Беньямин ссылается на поразительное место из теории Рудольфа Панвица: «Наши переводы, даже самые лучшие, исходят из неверной посылки: намереваются онемечить санскрит, греческий, английский вместо того, чтобы санскритизировать, эллинизировать, англизировать немецкий. Они куда больше уважают словоупотребление родного языка, нежели дух иноязычного произведения… Основополагающая ошибка переводчика — увековечивать состояние, в котором он по случайности застал собственный язык, вместо того чтобы отдаться властному импульсу чужого наречия». Угрожающе привлекательное предложение или требование. Подразумевается, что у каждого языка есть возможность стать всеми другими или, по крайней мере, без малейшего для себя ущерба двигаться в самых разных новых направлениях; имеется в виду, что переводчик найдет достаточно ресурсов в переводимом тексте и обладает достаточным весом сам по себе, чтобы вызвать этот решительный перелом; и, наконец, имеется в виду перевод настолько свободный и настолько новаторский, чтобы оказаться способным на превосходящую любые возможности родной литературы лексическую и синтаксическую дословность, а это, если довести мысль до конца, делает сам перевод фактически излишним.
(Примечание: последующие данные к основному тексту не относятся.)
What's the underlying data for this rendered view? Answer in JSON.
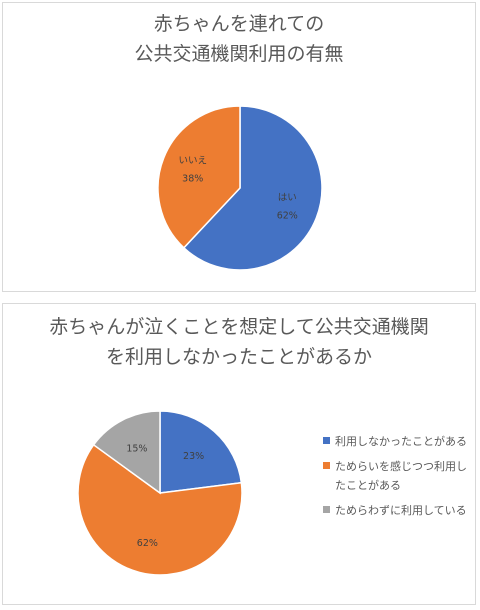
{
  "chart_data": [
    {
      "type": "pie",
      "title_lines": [
        "赤ちゃんを連れての",
        "公共交通機関利用の有無"
      ],
      "slices": [
        {
          "label": "はい",
          "value": 62,
          "value_label": "62%",
          "color": "#4472C4"
        },
        {
          "label": "いいえ",
          "value": 38,
          "value_label": "38%",
          "color": "#ED7D31"
        }
      ]
    },
    {
      "type": "pie",
      "title_lines": [
        "赤ちゃんが泣くことを想定して公共交通機関",
        "を利用しなかったことがあるか"
      ],
      "slices": [
        {
          "label": "利用しなかったことがある",
          "value": 23,
          "value_label": "23%",
          "color": "#4472C4"
        },
        {
          "label": "ためらいを感じつつ利用したことがある",
          "value": 62,
          "value_label": "62%",
          "color": "#ED7D31"
        },
        {
          "label": "ためらわずに利用している",
          "value": 15,
          "value_label": "15%",
          "color": "#A5A5A5"
        }
      ],
      "legend": {
        "position": "right",
        "items": [
          "利用しなかったことがある",
          "ためらいを感じつつ利用したことがある",
          "ためらわずに利用している"
        ]
      }
    }
  ]
}
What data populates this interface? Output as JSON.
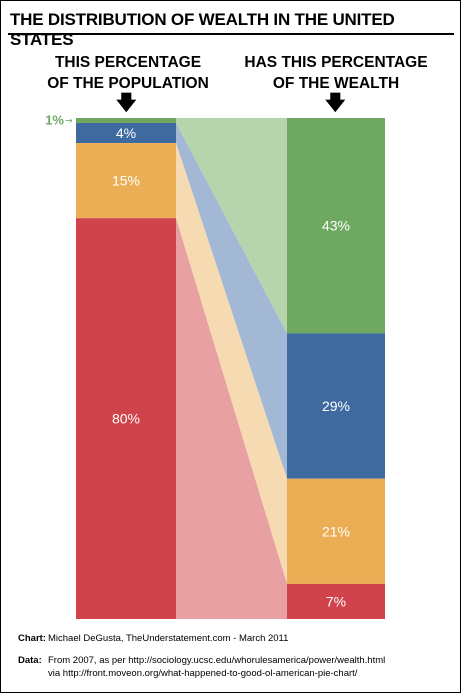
{
  "chart_data": {
    "type": "bar",
    "title": "THE DISTRIBUTION OF WEALTH IN THE UNITED STATES",
    "left_header": [
      "THIS PERCENTAGE",
      "OF THE POPULATION"
    ],
    "right_header": [
      "HAS THIS PERCENTAGE",
      "OF THE WEALTH"
    ],
    "groups": [
      {
        "population": 1,
        "wealth": 43,
        "color": "#6ea861",
        "band_color": "#b6d5ad"
      },
      {
        "population": 4,
        "wealth": 29,
        "color": "#3e6aa0",
        "band_color": "#a2b8d4"
      },
      {
        "population": 15,
        "wealth": 21,
        "color": "#ecae55",
        "band_color": "#f6dbb2"
      },
      {
        "population": 80,
        "wealth": 7,
        "color": "#d1434a",
        "band_color": "#e8a0a2"
      }
    ],
    "population_labels": [
      "1%",
      "4%",
      "15%",
      "80%"
    ],
    "wealth_labels": [
      "43%",
      "29%",
      "21%",
      "7%"
    ]
  },
  "footer": {
    "chart_label": "Chart:",
    "chart_text": "Michael DeGusta, TheUnderstatement.com - March 2011",
    "data_label": "Data:",
    "data_line1": "From 2007, as per http://sociology.ucsc.edu/whorulesamerica/power/wealth.html",
    "data_line2": "via http://front.moveon.org/what-happened-to-good-ol-american-pie-chart/"
  },
  "icons": {
    "down_arrow": "down-arrow-icon",
    "small_arrow": "right-arrow-icon"
  }
}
Остается добавить, что для поддержки своих взглядов Панвиц может заручиться такими звонкими именами, как Лютер, Фосс, Гёльдерлин, Георге, которые, переводя, всякий раз без колебаний ломали рамки немецкого языка, чтобы раздвинуть его границы. Пример Гёльдерлина и в самом деле показывает, какая опасность в конечном счете угрожает человеку, завороженному могуществом перевода. Переложения Софокловых «Антигоны» и «Эдипа» остались едва ли не последними его трудами на грани поворота к безумию — работами, до предела продуманными, укрощенными и свободными, с непоколебимой твердостью подчиненными одному замыслу — не перенести греческий текст в лоно немецкого языка, не обратить немецкий язык к греческим истокам, но воссоединить две силы, одна из которых представляет изменчивость Запада, а другая — превратности Востока, в простоте единого, цельного и чистого языка. Результат был почти ужасным. Оказалось, между двумя этими языками обнаружено такое глубокое согласие, такая изначальная гармония, что она замещает собой смысл или, другими словами, ей удается превратить зазор, разверстый между ними двумя, в источник нового смысла. Эффект был настолько силен, что ледяному смеху Гёте по этому поводу даже не удивляешься. Над кем, собственно, смеялся Гёте? Над человеком, который перестал уже быть и поэтом, и переводчиком, а безрассудно устремился к тому центру, где думает найти собранной в одну точку такую чистую возможность сопряжения всего, которая способна сама по себе порождать смысл помимо любого установленного и ограниченного смысла. То, что подобное искушение явилось Гёльдерлину в образе перевода, понятно: к чистой возможности сопрягать все со всем, которой живо как любое практическое действие, так и любой язык, переводчик — как никто другой — находится в непрерывной, опасной и восхитительной близости. Именно этой неразлучности он и обязан своими правами самого гордого и самого незаметного из писателей, ни на минуту не расстающегося с убеждением, что перевод — это в конечном счете безумие.